As I stare at the florescent glow that’s supposed to simulate sunlight, a nagging thought dogs me: “It’s just not the same as real sunlight,” I keep telling myself.
There’s something about genuine sunlight — how it bounces off trees and houses, how it shoots through windows and lights a room — that you just can’t capture in a box.
When the happy lamp is on, it just seems like I have my face extremely close to one of those florescent ceiling lights.
I’m not blind to the fact that part of the problem is me. Knowing that it’s not the same as real sunlight, I have a hard time giving it a chance. That’s really not fair to those who have to live in the same house with me, I realize.
As I said a couple days ago, I’m going to give it another go and work hard to be disciplined about it.
I bring all this up because I suspect I’m not the only one whose skepticism — or is it cynicism — gets in the way of the scientific benefits of light therapy.
I found a write-up from the Mayo Clinic that explains the science pretty well:
Light therapy is a way to treat seasonal affective disorder (SAD) by exposure to artificial light. Seasonal affective disorder is a type of depression that occurs at a certain time each year, usually in the fall or winter.
During light therapy, you sit or work near a device called a light therapy box. The box gives off bright light that mimics natural outdoor light. Light therapy is thought to affect brain chemicals linked to mood, easing SAD symptoms. Using a light therapy box may also help with other types of depression, sleep disorders and some other conditions. Light therapy is also known as bright light therapy or phototherapy.
Reading further, I can see how I haven’t exactly been doing it right. I turn on the box and don’t keep track of time. I’m inconsistent about the time of day I use it. My mind gets caught on visuals: what I want the light to look like vs. the scientific effect. Here’s how the Mayo Clinic says to do it:
Three key elements for effective light therapy
Light therapy is most effective when you have the proper combination of duration, timing and light intensity:
- Duration. When you first start light therapy, your doctor may recommend treatment for shorter blocks of time, such as 15 minutes. You gradually work up to longer periods. Eventually, light therapy typically involves daily sessions ranging from 30 minutes to two hours, depending on your light box’s intensity.
- Timing. For most people, light therapy is most effective when it’s done early in the morning, after you first wake up. Doing light therapy at night can disrupt your sleep. Because light therapy seems to work best in the early morning, you may need to wake up earlier than you normally would to get the most benefit from treatment. Your doctor can help you find the light therapy schedule that works best.
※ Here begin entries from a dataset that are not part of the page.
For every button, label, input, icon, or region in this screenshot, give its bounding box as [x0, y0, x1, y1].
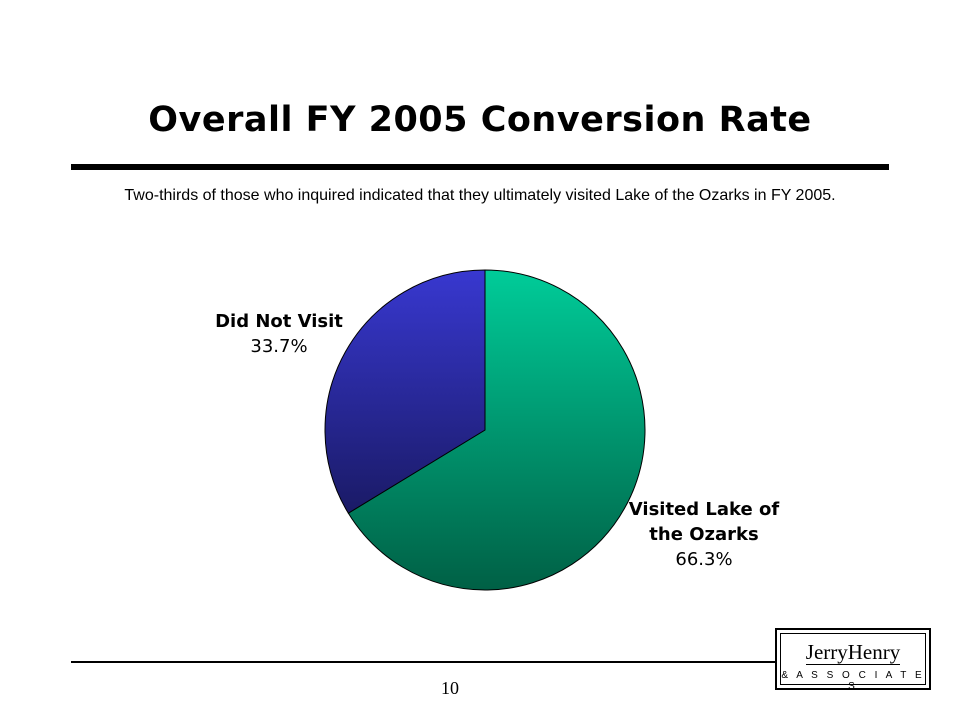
company-logo: JerryHenry & A S S O C I A T E S	[775, 628, 931, 692]
page-number: 10	[441, 678, 459, 698]
logo-subtitle: & A S S O C I A T E S	[781, 670, 925, 692]
title-divider	[71, 164, 889, 170]
logo-name-text: JerryHenry	[805, 640, 901, 665]
slide-title: Overall FY 2005 Conversion Rate	[148, 100, 812, 140]
slice-name-label-visited: Visited Lake of	[629, 499, 780, 520]
slice-name-label-visited: the Ozarks	[649, 524, 758, 545]
slice-value-label-visited: 66.3%	[675, 549, 732, 570]
logo-name: JerryHenry	[777, 640, 929, 665]
footer-divider	[71, 661, 776, 663]
slide-subtitle: Two-thirds of those who inquired indicat…	[124, 187, 836, 204]
slice-name-label-not-visited: Did Not Visit	[215, 311, 343, 332]
slice-value-label-not-visited: 33.7%	[250, 336, 307, 357]
logo-frame	[780, 633, 926, 685]
pie-slice-visited	[347, 269, 646, 591]
pie-slice-not-visited	[324, 269, 486, 514]
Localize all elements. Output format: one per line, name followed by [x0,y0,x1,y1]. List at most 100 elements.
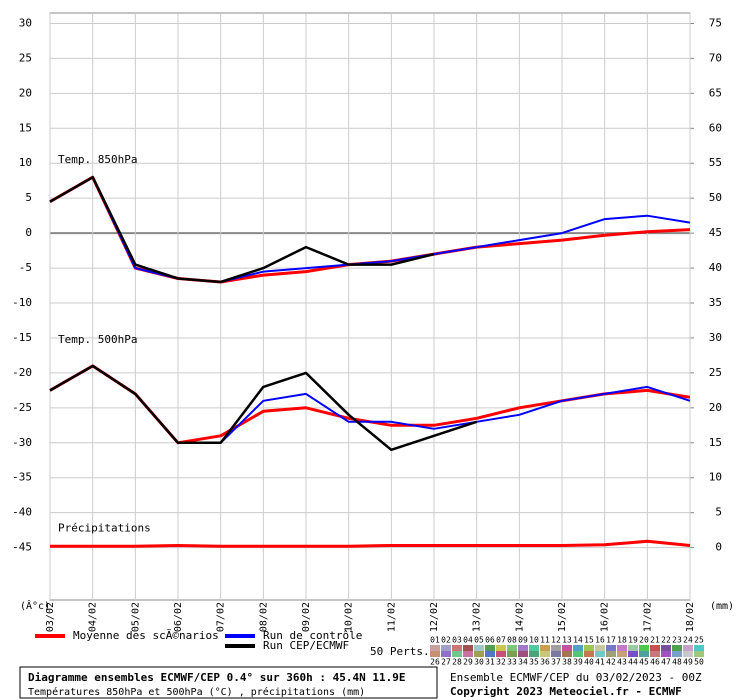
pert-swatch [452,651,462,657]
pert-label: 18 [617,636,627,645]
pert-swatch [430,651,440,657]
x-tick-label: 13/02 [472,602,483,632]
pert-swatch [573,645,583,651]
pert-label: 22 [661,636,671,645]
pert-label: 41 [595,658,605,667]
pert-label: 25 [694,636,704,645]
pert-swatch [452,645,462,651]
series-line [49,176,691,283]
legend-label: Run CEP/ECMWF [263,639,349,652]
y2-unit: (mm) [710,601,734,612]
annotation: Précipitations [58,522,151,535]
pert-swatch [562,651,572,657]
pert-label: 33 [507,658,517,667]
x-tick-label: 03/02 [45,602,56,632]
pert-swatch [672,645,682,651]
pert-swatch [562,645,572,651]
pert-swatch [595,651,605,657]
series-line [50,539,691,548]
pert-label: 32 [496,658,506,667]
pert-label: 27 [441,658,451,667]
pert-label: 40 [584,658,594,667]
x-tick-label: 08/02 [258,602,269,632]
pert-swatch [441,645,451,651]
pert-swatch [474,645,484,651]
pert-swatch [584,651,594,657]
pert-label: 02 [441,636,451,645]
pert-label: 48 [672,658,682,667]
pert-label: 26 [430,658,440,667]
x-tick-label: 06/02 [173,602,184,632]
y2-tick-label: 15 [709,436,722,449]
pert-label: 10 [529,636,539,645]
pert-swatch [628,645,638,651]
pert-label: 37 [551,658,561,667]
pert-swatch [540,645,550,651]
x-tick-label: 05/02 [130,602,141,632]
pert-label: 34 [518,658,528,667]
y-tick-label: 10 [19,156,32,169]
annotation: Temp. 850hPa [58,153,137,166]
pert-label: 21 [650,636,660,645]
y-tick-label: -5 [19,261,32,274]
pert-swatch [628,651,638,657]
pert-label: 03 [452,636,462,645]
x-tick-label: 12/02 [429,602,440,632]
y-unit: (Â°c) [20,599,50,612]
pert-swatch [617,645,627,651]
pert-label: 01 [430,636,440,645]
pert-swatch [639,645,649,651]
pert-swatch [463,645,473,651]
y-tick-label: 5 [25,191,32,204]
pert-swatch [507,645,517,651]
pert-label: 29 [463,658,473,667]
y2-tick-label: 30 [709,331,722,344]
pert-swatch [529,651,539,657]
y2-tick-label: 60 [709,121,722,134]
y-tick-label: -25 [12,401,32,414]
pert-label: 50 [694,658,704,667]
pert-label: 13 [562,636,572,645]
pert-label: 12 [551,636,561,645]
pert-label: 16 [595,636,605,645]
y2-tick-label: 35 [709,296,722,309]
pert-swatch [661,651,671,657]
pert-swatch [551,645,561,651]
x-tick-label: 16/02 [600,602,611,632]
pert-label: 09 [518,636,528,645]
footer-box [19,666,438,699]
pert-label: 14 [573,636,583,645]
pert-swatch [540,651,550,657]
pert-label: 44 [628,658,638,667]
pert-swatch [661,645,671,651]
pert-label: 05 [474,636,484,645]
pert-label: 49 [683,658,693,667]
pert-swatch [529,645,539,651]
footer-run: Ensemble ECMWF/CEP du 03/02/2023 - 00Z [450,671,702,684]
y-tick-label: -40 [12,506,32,519]
footer-title: Diagramme ensembles ECMWF/CEP 0.4° sur 3… [28,671,406,684]
footer-copyright: Copyright 2023 Meteociel.fr - ECMWF [450,685,682,698]
pert-label: 31 [485,658,495,667]
pert-label: 28 [452,658,462,667]
pert-label: 08 [507,636,517,645]
pert-label: 45 [639,658,649,667]
pert-swatch [694,651,704,657]
pert-label: 38 [562,658,572,667]
pert-swatch [441,651,451,657]
pert-label: 23 [672,636,682,645]
y-tick-label: -20 [12,366,32,379]
y2-tick-label: 50 [709,191,722,204]
legend-label: Run de contrôle [263,629,362,642]
x-tick-label: 10/02 [344,602,355,632]
y2-tick-label: 45 [709,226,722,239]
pert-swatch [683,651,693,657]
x-tick-label: 09/02 [301,602,312,632]
pert-label: 24 [683,636,693,645]
y2-tick-label: 5 [715,506,722,519]
pert-swatch [617,651,627,657]
y2-tick-label: 10 [709,471,722,484]
pert-label: 47 [661,658,671,667]
x-tick-label: 07/02 [216,602,227,632]
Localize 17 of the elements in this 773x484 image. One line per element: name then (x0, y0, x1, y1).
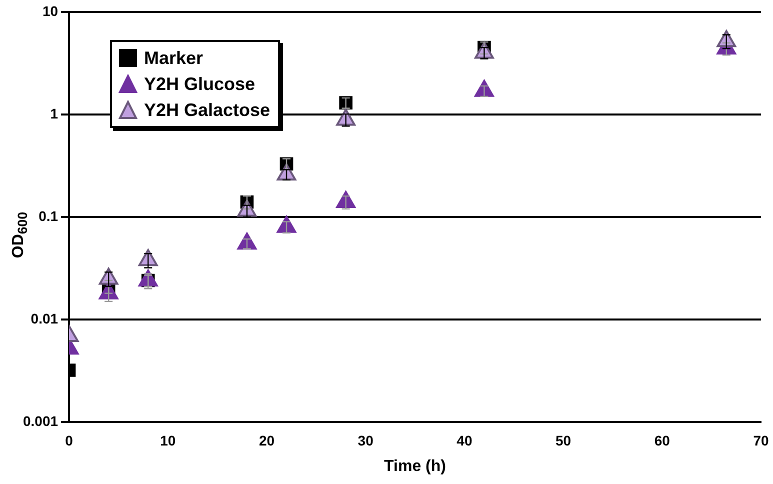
x-tick-label: 10 (160, 432, 176, 448)
x-tick-label: 30 (358, 432, 374, 448)
x-tick-label: 60 (654, 432, 670, 448)
x-tick-label: 20 (258, 432, 275, 448)
y-tick-label: 10 (42, 2, 58, 19)
x-tick-label: 70 (753, 432, 769, 448)
x-tick-label: 40 (456, 432, 472, 448)
x-tick-label: 50 (556, 432, 572, 448)
x-tick-label: 0 (65, 432, 74, 448)
y-tick-label: 0.01 (30, 310, 58, 326)
y-tick-label: 1 (50, 105, 58, 122)
legend-label: Y2H Glucose (144, 73, 256, 96)
legend-label: Y2H Galactose (144, 99, 270, 122)
legend-label: Marker (144, 47, 204, 70)
x-axis-title: Time (h) (384, 458, 446, 475)
y-tick-label: 0.1 (38, 208, 58, 224)
y-tick-label: 0.001 (22, 412, 58, 429)
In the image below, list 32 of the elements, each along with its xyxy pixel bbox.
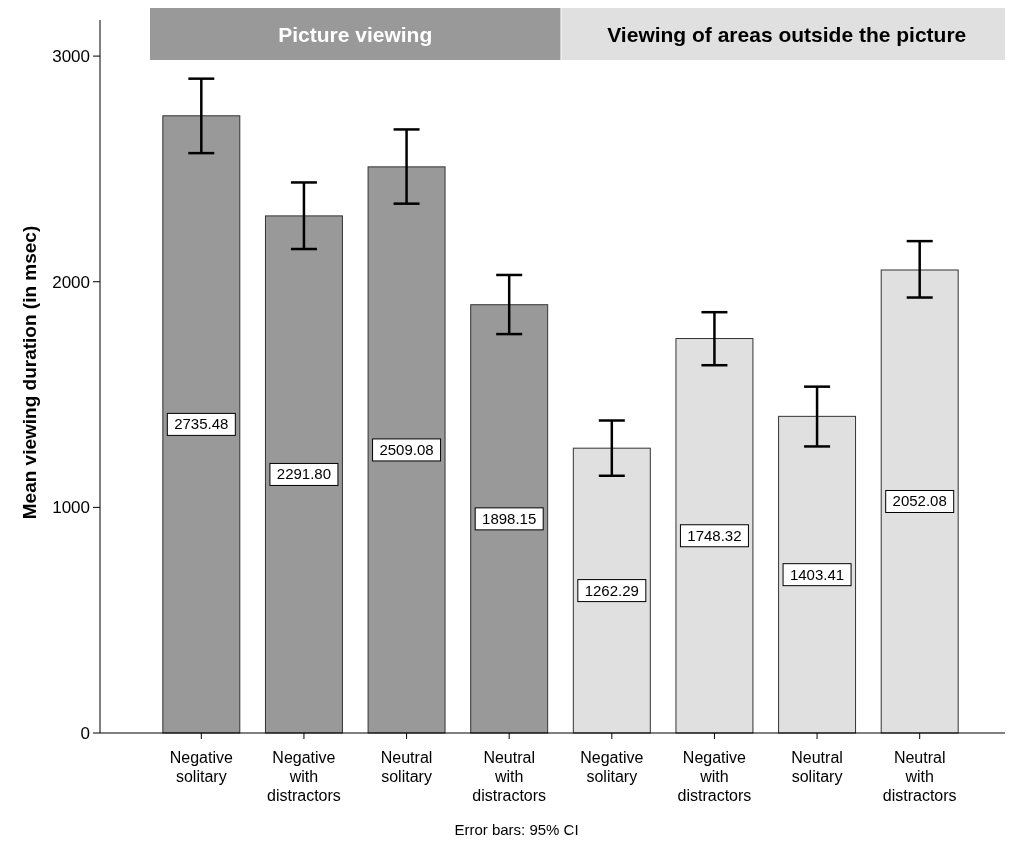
bar [880, 269, 959, 734]
x-tick-label: Negative solitary [580, 749, 644, 785]
bar [778, 415, 857, 734]
text: Viewing of areas outside the picture [607, 23, 967, 46]
bar [162, 115, 241, 734]
bar [572, 447, 651, 734]
bar [675, 338, 754, 734]
data-label: 2291.80 [276, 465, 332, 483]
x-tick-label: Neutral with distractors [472, 749, 547, 804]
data-label: 1898.15 [482, 509, 537, 527]
data-label: 1262.29 [584, 581, 639, 599]
x-tick-label: Neutral solitary [380, 749, 433, 785]
x-tick-label: Neutral with distractors [882, 749, 957, 804]
y-axis-title: Mean viewing duration (in msec) [19, 225, 40, 520]
y-tick-label: 3000 [52, 47, 90, 67]
bar [264, 215, 343, 734]
y-tick-label: 0 [80, 724, 90, 743]
data-label: 2509.08 [379, 440, 434, 458]
text: Error bars: 95% CI [454, 821, 579, 838]
bar [470, 304, 549, 734]
x-tick-label: Negative with distractors [267, 749, 341, 804]
data-label: 2735.48 [174, 415, 229, 433]
bar [367, 166, 446, 734]
data-label: 2052.08 [892, 492, 947, 510]
y-tick-label: 1000 [52, 498, 90, 518]
data-label: 1403.41 [789, 565, 845, 583]
data-label: 1748.32 [687, 526, 742, 544]
x-tick-label: Negative with distractors [677, 749, 752, 804]
x-tick-label: Negative solitary [169, 749, 233, 785]
x-tick-label: Neutral solitary [791, 749, 843, 785]
text: Picture viewing [278, 23, 433, 46]
y-tick-label: 2000 [52, 272, 90, 292]
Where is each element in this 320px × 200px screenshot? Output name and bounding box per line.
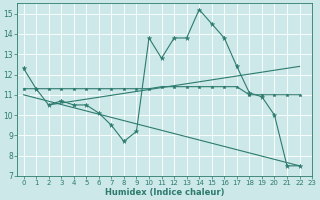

- Intensity. The intensity of the light box is recorded in lux, which is a measure of the amount of light you receive at a specific distance from a light source. Light boxes for light therapy usually produce between 2,500 lux and 10,000 lux. The intensity of your light box affect how far you sit from it and the length of time you need to use it. The 10,000 lux light boxes usually require 30-minute sessions, while the 2,500 lux light boxes may require 2-hour sessions.
Finding time for light therapy
Light therapy requires time and consistency. You may be tempted to skip sessions or quit altogether because you don’t want to spend time sitting by a light box. But light therapy doesn’t have to be boring. It can be time well spent.
You can set your light box on a table or desk in your home or in your office. That enables you to read, use a computer, write, watch television, talk on the phone or eat while undergoing light therapy. Some light boxes are even available as visors that you can wear, although their effectiveness isn’t proven.
Getting the most out of light therapy
Light therapy isn’t effective for everyone. But you can take steps to get the most out of your light therapy and help make it a success, including:
- Be consistent. Sticking to a daily routine of light therapy sessions can help ensure that you maintain improvements over time. If you simply can’t do light therapy every day, take a day or two off, but monitor your mood and other symptoms — you may have to find a way to fit in light therapy every day.
- Time it right. If you interrupt light therapy during the winter months or stop too soon in the spring when you think you’re improving, your symptoms could return.
- Get the right light box. Do some research and talk to your doctor before purchasing a light therapy box. That way you can be sure your light box is safe, the right brightness and that its style and features make it convenient to use.
- Include other treatment. If your symptoms don’t improve enough with light therapy, you may need additional treatment. Talk to your doctor about other treatment options, such as psychotherapy or antidepressants.
OK, then. I’m going to give this another try.